On November 28, Panama’s Supreme Court ruled a new contract with the Canadian firm operating Central America’s largest open-pit copper mine to be unconstitutional. Panamanians celebrated outside the Supreme Court building, cheering and waving the Panamanian flag. The ruling offered some closure to more than a month of street protests and roadblocks that had shut down major portions of the country. In several states, propane and gas ran out, and many supermarket shelves were left empty. Organized by unions, teachers, students, and Indigenous movements, the protests were the largest the country had seen in decades. Those in the streets said they would not stop until the mining contract was revoked.
The protests engulfed the country on October 23, after Congress fast-tracked the approval of a new contract and President Laurentino Cortizo quickly signed it into law. Government officials and allies said the contract would bring Panama windfall profits. The mine, run by the Canadian corporation First Quantum, has extracted roughly 300,000 tons of copper a year since beginning commercial operations in 2019, which accounts for roughly 5 percent of Panama’s GDP. Under a previous contract with the government, First Quantum paid the state $35 million a year in royalties for the right to mine. Under the new 20-year contract, that figure was increased 10-fold. But the demonstrators who took to the streets said the contract was a handout to a major foreign corporation—a slap in the face that would threaten Panamanian sovereignty, destroy the environment, and pollute Panamanian rivers in a time of drought.
In the days after the Supreme Court decision, I spoke with Central America Studies scholar and NACLA Editorial Committee member Jorge Cuéllar about the impact the huge anti-mining protests and the court ruling could have abroad. Cuellar is an Assistant Professor in the Department of Latin American, Latino, and Caribbean Studies at Dartmouth College. He has written often about popular struggles and mass movements in Panama and across Central America. Our conversation has been lightly edited for length and clarity.
Michael Fox: What kind of an impact do you think this ruling could have for foreign companies doing business in Panama and particularly in areas like mining?
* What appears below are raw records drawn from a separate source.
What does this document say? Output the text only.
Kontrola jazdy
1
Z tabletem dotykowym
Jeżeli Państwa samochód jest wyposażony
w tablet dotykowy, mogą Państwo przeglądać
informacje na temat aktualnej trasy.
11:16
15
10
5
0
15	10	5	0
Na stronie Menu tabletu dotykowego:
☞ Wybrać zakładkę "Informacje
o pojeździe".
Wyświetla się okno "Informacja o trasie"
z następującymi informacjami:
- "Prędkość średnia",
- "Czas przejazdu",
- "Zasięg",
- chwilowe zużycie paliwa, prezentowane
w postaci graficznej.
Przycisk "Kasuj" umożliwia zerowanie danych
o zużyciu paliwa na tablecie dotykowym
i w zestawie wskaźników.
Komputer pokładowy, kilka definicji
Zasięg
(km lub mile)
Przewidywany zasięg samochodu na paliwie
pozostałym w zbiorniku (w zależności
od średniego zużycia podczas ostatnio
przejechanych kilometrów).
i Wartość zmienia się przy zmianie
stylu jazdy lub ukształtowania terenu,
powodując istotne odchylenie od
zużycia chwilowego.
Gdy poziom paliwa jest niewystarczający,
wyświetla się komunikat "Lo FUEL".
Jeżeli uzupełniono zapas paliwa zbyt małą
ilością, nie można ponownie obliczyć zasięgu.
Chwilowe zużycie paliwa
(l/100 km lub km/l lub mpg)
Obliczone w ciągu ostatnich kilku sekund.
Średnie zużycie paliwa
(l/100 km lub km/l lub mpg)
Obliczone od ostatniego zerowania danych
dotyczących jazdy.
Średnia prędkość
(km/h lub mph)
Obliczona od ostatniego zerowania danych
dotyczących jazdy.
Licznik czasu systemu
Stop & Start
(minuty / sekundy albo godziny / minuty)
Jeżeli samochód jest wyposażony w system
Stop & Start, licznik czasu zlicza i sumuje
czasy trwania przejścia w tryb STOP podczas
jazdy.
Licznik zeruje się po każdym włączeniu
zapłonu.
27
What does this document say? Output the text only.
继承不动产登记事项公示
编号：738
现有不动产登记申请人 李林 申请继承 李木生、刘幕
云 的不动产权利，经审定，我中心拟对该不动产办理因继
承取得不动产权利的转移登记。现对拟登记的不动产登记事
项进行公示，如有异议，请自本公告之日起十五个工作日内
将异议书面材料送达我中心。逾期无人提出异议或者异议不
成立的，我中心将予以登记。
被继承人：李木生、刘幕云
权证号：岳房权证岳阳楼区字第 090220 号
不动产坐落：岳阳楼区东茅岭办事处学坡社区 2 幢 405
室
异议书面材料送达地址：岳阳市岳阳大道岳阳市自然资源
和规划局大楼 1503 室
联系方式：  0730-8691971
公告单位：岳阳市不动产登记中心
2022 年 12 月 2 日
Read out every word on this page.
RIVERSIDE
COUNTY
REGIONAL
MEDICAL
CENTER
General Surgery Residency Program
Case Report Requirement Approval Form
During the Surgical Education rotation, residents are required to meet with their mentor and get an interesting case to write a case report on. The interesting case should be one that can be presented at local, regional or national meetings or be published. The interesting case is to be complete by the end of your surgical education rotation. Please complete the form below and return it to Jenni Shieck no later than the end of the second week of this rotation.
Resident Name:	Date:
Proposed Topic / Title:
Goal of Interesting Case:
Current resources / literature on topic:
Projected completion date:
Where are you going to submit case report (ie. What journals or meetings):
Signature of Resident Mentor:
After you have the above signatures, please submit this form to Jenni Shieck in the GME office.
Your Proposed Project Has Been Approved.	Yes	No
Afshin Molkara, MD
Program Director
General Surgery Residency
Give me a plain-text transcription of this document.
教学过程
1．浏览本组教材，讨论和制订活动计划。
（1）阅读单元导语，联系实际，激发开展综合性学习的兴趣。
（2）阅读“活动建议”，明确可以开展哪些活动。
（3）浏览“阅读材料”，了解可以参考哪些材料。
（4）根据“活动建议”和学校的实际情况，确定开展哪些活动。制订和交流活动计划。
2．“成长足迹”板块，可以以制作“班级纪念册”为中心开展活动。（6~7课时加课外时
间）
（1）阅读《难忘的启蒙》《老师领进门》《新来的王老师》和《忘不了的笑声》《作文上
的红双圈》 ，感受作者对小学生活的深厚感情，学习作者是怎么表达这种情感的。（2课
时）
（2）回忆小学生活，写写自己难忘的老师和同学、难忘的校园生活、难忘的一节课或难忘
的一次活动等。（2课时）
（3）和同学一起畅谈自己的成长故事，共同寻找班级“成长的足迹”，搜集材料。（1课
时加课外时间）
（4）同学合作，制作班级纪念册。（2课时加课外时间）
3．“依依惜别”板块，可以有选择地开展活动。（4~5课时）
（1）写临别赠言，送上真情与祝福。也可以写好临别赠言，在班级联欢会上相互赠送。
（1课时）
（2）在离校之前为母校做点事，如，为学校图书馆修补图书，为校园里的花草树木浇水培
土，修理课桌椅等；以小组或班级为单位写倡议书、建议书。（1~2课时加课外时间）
Jorge Cuéllar: For me, the court ruling against the copper mine sets a precedent that foreign companies can't come into places like Panama that have been historically friendly to transnational capital, and extractive capital specifically, and do what they want with the state. Because people have stepped in to curb some of the most extreme excesses of this extractive industry.
For Panama, which considers itself a kind of natural patrimony for the world that offers a kind of eco-friendly experience—eco-tourism, natural beauty, and very unique biomes—this mine really was antithetical to that vision and that national identity that Panamanians themselves have taken up and become very proud of. The mine really stood against that vision.
And so, when foreign companies come in and try to extract copper that is going to get shipped elsewhere like China and the Near East, where it'll be processed, a lot of the capital and value generated from that raw material is not going to come back to Panama. That is not perceived to be a good deal for Panamanians.
The protest that shut down the Pan-American Highway was precisely about this: that companies are taking advantage of lax rules. And they're not leaving anything positive for Panamanians. This is a generational argument that that social movements are making because mining very much represents a short-term interest. It’s something that might generate employment and capital in the near term. But what about the irreparable destruction of the natural environment? This is the contradiction that social movements have pointed out and that they won’t stand for it any longer.